In my current book project, Bad Film Histories: Ethnography and the Early Archive, I explore the ways in which early ethnographic films produce meaning and what these unusual visual artifacts mean for early film history, historiography, and the archive.
Ethnographic cinema overflows disciplinary taxonomies, crosses and combines genres, and constructs a potentially limitless catalogue of films that wander and waste time. Put simply: these films resist our efforts to write and recover early film history and, in so doing, pose a number of important questions to the recuperative historiographies that have shaped early film history for three decades.
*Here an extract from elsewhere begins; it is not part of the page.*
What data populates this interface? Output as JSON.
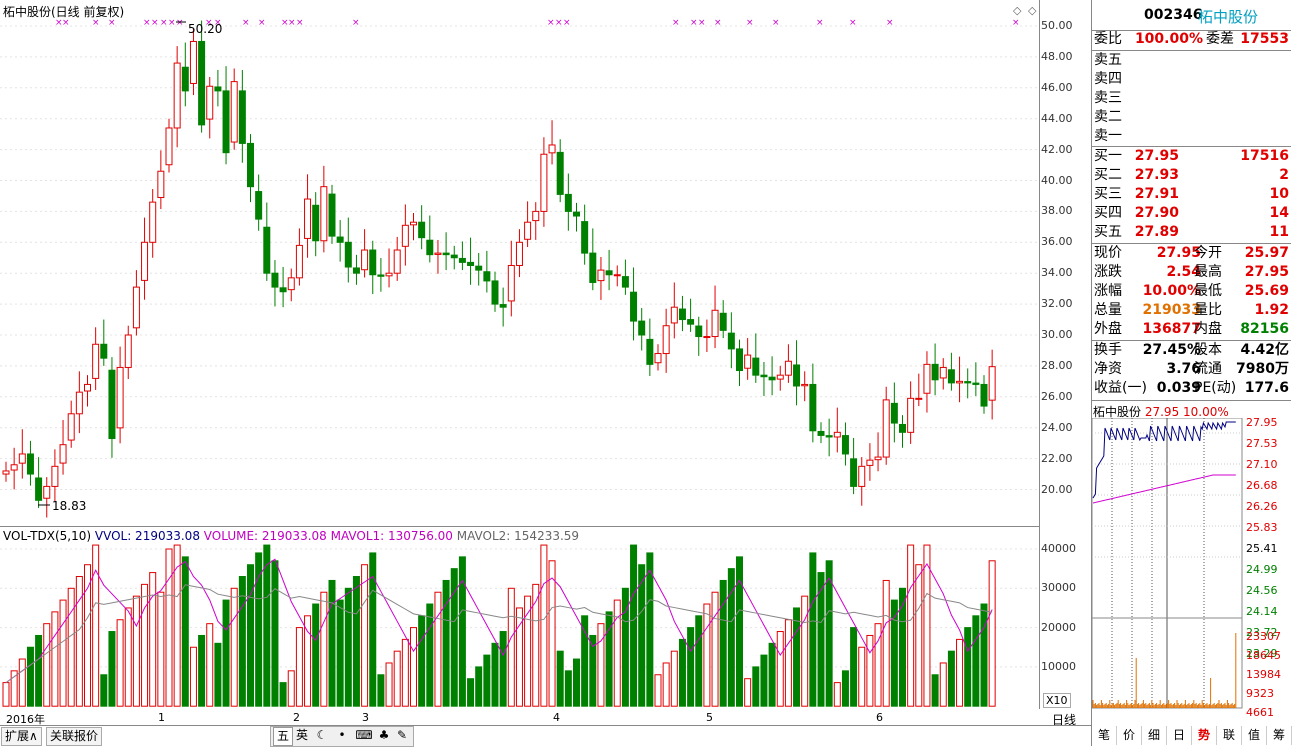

This project also challenges the prevailing critical approaches to early ethnographic cinema, which read this mode and moment of film production as either a seamless ideological extension of colonial force or an early film “attraction” among many others.
In Bad Film Histories, I consider: What kind of artifact is an early ethnographic film? What kind of historical claims do these films make? And what kind of archive(s) do they combine to form? The answers to these questions tell us something about early ethnographic film, but these questions also aim for early film history, a field that eerily echoes ethnographic discourses of salvage and preservation, while simultaneously overlooking the frenzy born of these discourses in the ethnographic archive. In foregrounding the ellipses and excesses of ethnographic cinema, my research articulates an alternative archival site, as well as an alternative approach to early film history. Rather than filling holes, this work tries to theorize the emptiness.